Hallmarks . . . What are they?

We’ve all seen the tiny stamps on our jewellery but have you ever wondered what they all mean? You can learn a lot about your jewellery from these marks so let’s find out more.


In the UK, jewellery made using precious metals (over a certain weight) must legally be tested and hallmarked before they can be sold. 

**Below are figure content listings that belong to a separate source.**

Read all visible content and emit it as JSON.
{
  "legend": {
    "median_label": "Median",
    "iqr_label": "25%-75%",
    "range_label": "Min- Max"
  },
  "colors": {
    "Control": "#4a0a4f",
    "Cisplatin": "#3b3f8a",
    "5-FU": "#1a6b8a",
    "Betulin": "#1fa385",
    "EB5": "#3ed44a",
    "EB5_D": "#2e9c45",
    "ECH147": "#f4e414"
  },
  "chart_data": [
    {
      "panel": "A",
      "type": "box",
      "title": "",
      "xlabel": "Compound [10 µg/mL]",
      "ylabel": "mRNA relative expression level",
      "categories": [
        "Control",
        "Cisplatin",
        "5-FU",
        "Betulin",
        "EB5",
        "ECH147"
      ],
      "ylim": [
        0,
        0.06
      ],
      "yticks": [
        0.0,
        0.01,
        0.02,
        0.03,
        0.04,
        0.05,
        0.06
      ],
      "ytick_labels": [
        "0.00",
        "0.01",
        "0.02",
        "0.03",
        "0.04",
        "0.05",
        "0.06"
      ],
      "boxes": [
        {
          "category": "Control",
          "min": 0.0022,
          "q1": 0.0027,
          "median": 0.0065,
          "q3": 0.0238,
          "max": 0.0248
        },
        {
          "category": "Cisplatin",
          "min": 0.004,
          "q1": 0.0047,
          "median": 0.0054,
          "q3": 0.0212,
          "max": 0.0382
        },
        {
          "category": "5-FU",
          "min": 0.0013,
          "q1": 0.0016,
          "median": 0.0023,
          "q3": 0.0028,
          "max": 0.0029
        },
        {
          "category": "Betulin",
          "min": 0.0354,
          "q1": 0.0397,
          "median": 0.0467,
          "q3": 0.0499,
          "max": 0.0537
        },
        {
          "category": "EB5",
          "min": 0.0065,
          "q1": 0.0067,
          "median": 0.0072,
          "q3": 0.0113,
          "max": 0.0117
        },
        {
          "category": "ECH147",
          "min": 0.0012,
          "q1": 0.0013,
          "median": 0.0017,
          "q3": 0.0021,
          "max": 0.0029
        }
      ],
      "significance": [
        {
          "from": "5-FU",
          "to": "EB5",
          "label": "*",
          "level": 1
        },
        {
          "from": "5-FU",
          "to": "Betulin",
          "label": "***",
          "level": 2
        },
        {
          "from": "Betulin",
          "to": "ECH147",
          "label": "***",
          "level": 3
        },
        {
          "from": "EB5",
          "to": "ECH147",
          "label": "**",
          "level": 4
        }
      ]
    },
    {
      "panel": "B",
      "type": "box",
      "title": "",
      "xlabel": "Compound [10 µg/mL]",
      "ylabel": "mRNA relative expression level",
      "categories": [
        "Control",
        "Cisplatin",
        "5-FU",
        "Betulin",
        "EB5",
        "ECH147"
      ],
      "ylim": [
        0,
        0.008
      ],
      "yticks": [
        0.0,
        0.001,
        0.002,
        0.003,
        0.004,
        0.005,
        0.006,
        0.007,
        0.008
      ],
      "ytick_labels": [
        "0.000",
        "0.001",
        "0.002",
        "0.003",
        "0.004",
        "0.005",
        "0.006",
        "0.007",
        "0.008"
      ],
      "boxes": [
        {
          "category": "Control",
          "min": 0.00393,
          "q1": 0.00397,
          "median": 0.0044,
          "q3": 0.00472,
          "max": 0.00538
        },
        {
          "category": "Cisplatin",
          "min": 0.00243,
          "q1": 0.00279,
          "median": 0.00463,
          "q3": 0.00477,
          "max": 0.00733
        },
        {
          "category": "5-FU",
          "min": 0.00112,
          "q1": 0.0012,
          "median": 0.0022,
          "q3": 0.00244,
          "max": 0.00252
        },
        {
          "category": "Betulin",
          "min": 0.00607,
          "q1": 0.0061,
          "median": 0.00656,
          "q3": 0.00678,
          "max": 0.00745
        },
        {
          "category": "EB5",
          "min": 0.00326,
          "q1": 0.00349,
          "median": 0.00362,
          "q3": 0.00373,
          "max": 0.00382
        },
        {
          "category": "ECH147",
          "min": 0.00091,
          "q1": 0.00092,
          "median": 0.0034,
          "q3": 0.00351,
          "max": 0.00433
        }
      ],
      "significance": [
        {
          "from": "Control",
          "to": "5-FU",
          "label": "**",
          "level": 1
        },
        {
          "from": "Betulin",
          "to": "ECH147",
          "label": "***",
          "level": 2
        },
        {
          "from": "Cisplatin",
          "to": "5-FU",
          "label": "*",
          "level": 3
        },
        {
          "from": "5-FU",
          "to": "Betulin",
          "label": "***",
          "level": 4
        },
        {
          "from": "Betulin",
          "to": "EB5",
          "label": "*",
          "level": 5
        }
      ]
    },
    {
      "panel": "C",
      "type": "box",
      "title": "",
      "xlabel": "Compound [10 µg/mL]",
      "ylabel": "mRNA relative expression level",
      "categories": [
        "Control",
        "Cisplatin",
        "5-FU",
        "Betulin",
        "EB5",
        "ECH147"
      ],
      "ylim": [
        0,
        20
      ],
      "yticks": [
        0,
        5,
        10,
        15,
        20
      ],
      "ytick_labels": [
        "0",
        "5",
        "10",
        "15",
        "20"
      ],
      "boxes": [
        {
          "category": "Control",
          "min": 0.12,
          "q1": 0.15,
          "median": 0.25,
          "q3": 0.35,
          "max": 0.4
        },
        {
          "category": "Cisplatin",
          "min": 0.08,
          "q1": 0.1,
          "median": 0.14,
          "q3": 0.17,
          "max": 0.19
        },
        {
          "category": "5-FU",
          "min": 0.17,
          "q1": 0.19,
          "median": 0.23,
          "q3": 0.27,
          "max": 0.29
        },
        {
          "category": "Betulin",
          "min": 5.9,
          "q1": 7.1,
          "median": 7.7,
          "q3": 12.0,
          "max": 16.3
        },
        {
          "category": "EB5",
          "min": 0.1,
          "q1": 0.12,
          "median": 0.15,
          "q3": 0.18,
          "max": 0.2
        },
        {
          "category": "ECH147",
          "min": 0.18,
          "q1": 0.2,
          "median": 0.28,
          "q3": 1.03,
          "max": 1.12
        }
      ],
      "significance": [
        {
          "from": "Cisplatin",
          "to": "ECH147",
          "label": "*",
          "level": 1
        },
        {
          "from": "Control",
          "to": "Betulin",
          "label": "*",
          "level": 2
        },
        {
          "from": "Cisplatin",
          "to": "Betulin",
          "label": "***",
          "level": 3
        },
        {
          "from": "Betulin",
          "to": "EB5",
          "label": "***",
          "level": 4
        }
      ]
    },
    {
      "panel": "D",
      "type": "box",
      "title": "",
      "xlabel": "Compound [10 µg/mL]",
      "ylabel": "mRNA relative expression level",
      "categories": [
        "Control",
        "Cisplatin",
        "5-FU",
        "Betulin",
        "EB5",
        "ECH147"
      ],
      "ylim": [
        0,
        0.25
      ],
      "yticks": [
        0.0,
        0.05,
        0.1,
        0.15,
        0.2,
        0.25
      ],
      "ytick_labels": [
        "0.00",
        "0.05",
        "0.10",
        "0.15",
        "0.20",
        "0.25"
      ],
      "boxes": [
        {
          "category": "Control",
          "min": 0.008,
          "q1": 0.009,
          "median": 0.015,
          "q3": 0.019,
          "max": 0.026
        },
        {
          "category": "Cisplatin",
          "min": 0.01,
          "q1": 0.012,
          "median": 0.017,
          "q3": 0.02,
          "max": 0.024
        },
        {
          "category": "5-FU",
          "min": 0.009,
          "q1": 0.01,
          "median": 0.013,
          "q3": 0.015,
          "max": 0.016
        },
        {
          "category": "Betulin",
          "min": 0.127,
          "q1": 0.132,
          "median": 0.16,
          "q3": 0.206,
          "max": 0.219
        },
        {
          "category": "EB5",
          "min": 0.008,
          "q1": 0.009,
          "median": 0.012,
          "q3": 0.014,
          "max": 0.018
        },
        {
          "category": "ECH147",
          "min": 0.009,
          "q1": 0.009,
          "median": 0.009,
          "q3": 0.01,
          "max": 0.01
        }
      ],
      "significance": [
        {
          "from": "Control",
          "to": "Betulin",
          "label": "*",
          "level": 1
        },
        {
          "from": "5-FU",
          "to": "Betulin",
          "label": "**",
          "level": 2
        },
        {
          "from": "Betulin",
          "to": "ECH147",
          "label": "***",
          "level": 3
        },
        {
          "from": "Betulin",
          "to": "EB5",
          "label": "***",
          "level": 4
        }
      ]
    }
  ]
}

There are 3 compulsory marks:

| SPONSORS MARK

In the UK this is the mark of the maker. It consist of 2 or 3 letters inside a shaped frame. No two are the same and must be renewed every 10 years. 

| FINENESS MARK

This tells you the precious metal content of your piece. For example sterling silver is marked 925. This is because for every 1000 parts, 925 of them are fine silver and 75 parts are made up with other metal, copper in this case.

| ASSAY OFFICE MARK

This tells you where your piece was tested & marked. There are 4 assay offices in the UK - Edinburgh, Birmingham, London & Sheffield. 


 

You may also see a few other marks, these are not compulsory but some makers choose to use them. In my example below you’ll also see the Lion Rampant which is sterling silver in Scotland and the letter stamp ‘V’ showing the year, 2020.

So, what are you waiting for? Go and get a magnifying glass and learn about your favourite jewellery!